Theater in New York City

The SoHo Playhouse is an Off-Broadway theatre at 15 Vandam Street in the Hudson Square area of Manhattan.

The theatre opened in 1962 as the Village South Theatre with the original production of Jean Erdman's musical play The Coach with the Six Insides which was based upon James Joyce's last novel Finnegans Wake. The following year Edward Albee used profits from Who's Afraid of Virginia Woolf? to establish the Playwrights' Unit at the Village South Theatre; an organization which provided a platform for untested new playwrights to premiere their works. The theatre closed in 1970, with its last production being Michael Preston Barr and Dion McGregor's musical Who's Happy Now?. It did still house plays for various off-Broadway productions under the simple name of 15 Van Dam. The theatre was home to the New York Academy of Theatrical Arts from 1970 until 1974.

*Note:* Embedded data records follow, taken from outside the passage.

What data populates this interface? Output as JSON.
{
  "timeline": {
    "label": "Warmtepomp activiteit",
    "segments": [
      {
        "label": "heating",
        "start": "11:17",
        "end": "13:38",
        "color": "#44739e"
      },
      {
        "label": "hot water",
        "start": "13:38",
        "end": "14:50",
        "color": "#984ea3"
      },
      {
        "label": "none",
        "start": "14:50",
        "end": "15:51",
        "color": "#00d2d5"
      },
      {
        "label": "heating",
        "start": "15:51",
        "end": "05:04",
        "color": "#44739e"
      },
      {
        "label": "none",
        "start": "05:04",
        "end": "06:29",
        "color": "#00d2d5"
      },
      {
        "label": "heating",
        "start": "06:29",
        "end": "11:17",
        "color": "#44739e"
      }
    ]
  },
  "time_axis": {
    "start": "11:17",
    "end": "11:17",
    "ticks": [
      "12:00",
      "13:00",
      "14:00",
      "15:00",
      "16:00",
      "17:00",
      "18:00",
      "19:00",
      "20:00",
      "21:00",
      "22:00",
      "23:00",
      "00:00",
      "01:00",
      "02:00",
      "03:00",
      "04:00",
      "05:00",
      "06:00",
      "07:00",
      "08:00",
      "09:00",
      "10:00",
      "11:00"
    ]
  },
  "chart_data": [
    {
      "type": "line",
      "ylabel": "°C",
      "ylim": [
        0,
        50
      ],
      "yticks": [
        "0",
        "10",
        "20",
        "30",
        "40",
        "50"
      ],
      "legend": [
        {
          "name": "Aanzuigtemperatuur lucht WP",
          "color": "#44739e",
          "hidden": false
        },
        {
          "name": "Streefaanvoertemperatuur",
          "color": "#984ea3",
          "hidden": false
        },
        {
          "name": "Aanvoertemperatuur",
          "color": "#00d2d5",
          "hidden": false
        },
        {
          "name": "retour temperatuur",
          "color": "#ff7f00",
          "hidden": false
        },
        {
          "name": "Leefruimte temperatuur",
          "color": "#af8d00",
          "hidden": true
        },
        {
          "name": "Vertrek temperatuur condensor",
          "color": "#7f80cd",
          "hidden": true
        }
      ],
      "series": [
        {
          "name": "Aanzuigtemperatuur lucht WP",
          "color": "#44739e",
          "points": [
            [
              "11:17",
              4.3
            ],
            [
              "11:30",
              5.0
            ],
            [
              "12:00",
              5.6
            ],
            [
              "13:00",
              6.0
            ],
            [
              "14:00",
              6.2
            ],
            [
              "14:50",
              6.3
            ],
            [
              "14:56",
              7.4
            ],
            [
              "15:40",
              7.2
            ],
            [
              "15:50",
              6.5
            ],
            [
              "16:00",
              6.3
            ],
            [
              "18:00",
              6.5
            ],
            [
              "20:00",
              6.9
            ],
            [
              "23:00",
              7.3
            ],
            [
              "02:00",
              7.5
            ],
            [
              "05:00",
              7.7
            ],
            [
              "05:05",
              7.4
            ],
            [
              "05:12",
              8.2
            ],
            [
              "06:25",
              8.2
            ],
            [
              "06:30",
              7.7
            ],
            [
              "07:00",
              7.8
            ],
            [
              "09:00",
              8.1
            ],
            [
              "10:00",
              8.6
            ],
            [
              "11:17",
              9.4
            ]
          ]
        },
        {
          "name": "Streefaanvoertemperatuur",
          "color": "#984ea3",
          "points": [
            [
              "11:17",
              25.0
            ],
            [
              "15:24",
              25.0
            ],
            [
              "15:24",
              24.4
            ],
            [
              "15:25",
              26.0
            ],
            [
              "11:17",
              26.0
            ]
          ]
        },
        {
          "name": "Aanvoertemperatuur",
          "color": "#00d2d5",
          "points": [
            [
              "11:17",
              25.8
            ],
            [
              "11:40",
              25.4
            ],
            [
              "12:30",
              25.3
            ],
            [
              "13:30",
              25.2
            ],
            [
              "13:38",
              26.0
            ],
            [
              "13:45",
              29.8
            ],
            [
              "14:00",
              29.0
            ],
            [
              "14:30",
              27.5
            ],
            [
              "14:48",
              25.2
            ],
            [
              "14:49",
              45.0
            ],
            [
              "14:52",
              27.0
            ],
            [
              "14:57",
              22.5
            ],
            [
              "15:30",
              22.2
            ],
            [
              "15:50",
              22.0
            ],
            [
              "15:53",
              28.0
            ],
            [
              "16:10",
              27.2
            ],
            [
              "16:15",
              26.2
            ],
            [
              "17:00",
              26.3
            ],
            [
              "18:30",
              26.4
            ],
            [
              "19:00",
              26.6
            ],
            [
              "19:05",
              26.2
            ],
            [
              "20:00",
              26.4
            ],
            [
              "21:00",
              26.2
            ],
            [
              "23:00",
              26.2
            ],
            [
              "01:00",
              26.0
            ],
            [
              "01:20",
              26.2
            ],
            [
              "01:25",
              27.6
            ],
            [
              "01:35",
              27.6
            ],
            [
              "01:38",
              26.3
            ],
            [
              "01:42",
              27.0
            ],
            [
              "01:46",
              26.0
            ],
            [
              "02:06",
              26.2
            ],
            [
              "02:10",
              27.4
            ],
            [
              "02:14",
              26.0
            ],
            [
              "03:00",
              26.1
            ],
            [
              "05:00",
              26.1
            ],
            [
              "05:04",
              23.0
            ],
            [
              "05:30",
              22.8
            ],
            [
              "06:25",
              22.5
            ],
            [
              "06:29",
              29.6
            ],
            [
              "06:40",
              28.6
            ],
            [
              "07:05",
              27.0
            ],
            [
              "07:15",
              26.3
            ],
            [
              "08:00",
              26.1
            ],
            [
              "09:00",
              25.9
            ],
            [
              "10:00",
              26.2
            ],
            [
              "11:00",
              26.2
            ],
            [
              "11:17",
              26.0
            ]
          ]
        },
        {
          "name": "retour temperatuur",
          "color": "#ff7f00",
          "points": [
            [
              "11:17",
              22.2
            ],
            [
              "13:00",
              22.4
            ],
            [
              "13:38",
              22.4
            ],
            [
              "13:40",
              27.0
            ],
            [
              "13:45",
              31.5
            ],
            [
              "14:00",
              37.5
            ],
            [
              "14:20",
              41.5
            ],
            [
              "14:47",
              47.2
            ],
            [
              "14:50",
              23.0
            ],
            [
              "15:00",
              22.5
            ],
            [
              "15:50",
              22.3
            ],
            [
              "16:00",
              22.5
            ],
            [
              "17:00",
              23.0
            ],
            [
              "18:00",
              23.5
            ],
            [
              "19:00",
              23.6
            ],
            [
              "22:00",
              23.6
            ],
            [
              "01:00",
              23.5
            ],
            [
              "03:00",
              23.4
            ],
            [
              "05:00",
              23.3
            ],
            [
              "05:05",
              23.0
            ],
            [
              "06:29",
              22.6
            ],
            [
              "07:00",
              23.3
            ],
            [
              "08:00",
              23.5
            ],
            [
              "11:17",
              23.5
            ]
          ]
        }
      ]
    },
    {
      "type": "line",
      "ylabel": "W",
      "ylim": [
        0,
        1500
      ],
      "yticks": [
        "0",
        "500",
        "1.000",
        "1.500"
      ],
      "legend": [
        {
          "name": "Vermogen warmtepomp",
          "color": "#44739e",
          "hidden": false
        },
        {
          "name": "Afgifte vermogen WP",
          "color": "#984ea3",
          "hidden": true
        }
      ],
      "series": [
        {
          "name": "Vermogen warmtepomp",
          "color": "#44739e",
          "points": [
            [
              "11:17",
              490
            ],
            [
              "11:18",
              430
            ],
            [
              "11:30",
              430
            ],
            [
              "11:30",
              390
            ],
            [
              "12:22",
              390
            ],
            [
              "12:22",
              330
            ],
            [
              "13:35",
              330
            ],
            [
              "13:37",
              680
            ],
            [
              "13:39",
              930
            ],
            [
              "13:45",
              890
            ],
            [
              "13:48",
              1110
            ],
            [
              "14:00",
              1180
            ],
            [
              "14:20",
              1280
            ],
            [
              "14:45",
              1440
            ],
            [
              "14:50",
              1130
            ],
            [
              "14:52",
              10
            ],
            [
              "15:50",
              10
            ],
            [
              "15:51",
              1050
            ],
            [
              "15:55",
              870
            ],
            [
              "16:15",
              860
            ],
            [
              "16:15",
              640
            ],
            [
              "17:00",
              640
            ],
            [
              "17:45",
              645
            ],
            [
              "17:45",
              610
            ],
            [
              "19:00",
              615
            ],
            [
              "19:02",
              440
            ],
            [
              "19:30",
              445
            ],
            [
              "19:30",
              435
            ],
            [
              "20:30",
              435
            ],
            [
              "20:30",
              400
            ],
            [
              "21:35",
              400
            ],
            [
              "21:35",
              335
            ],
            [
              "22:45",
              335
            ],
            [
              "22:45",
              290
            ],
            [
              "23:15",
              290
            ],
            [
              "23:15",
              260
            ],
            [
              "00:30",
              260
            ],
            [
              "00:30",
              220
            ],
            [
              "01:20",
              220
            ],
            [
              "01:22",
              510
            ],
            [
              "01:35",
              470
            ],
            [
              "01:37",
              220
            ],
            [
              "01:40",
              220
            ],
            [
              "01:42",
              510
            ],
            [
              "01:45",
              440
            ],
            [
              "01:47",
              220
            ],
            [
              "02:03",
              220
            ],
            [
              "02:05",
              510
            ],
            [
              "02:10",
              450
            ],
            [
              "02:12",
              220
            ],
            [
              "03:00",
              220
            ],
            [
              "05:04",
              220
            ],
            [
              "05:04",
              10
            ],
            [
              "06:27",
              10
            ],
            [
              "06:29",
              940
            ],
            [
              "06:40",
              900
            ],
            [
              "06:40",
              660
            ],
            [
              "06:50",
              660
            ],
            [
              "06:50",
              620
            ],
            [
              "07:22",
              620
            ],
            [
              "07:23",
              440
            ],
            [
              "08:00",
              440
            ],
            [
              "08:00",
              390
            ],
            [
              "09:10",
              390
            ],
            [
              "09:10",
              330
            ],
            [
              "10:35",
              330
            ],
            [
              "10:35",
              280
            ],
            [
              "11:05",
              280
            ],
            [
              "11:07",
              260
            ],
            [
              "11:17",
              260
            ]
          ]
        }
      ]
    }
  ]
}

It reopened in as the SoHo Playhouse in 1994 with a production of the play Grandma Sylvia's Funeral.

In recent years, Soho Playhouse serves to incubate and produce intimate new works. In 2023, this included the psychological thriller, Job, featuring Peter Friedman and Sydney Lemmon; Ed Byrne's comedic solo show titled Tragedy Plus Time, Martin Dockery's absurdist thriller Inescapable and Florencia Iriondo's one-woman folk-pop musical, South.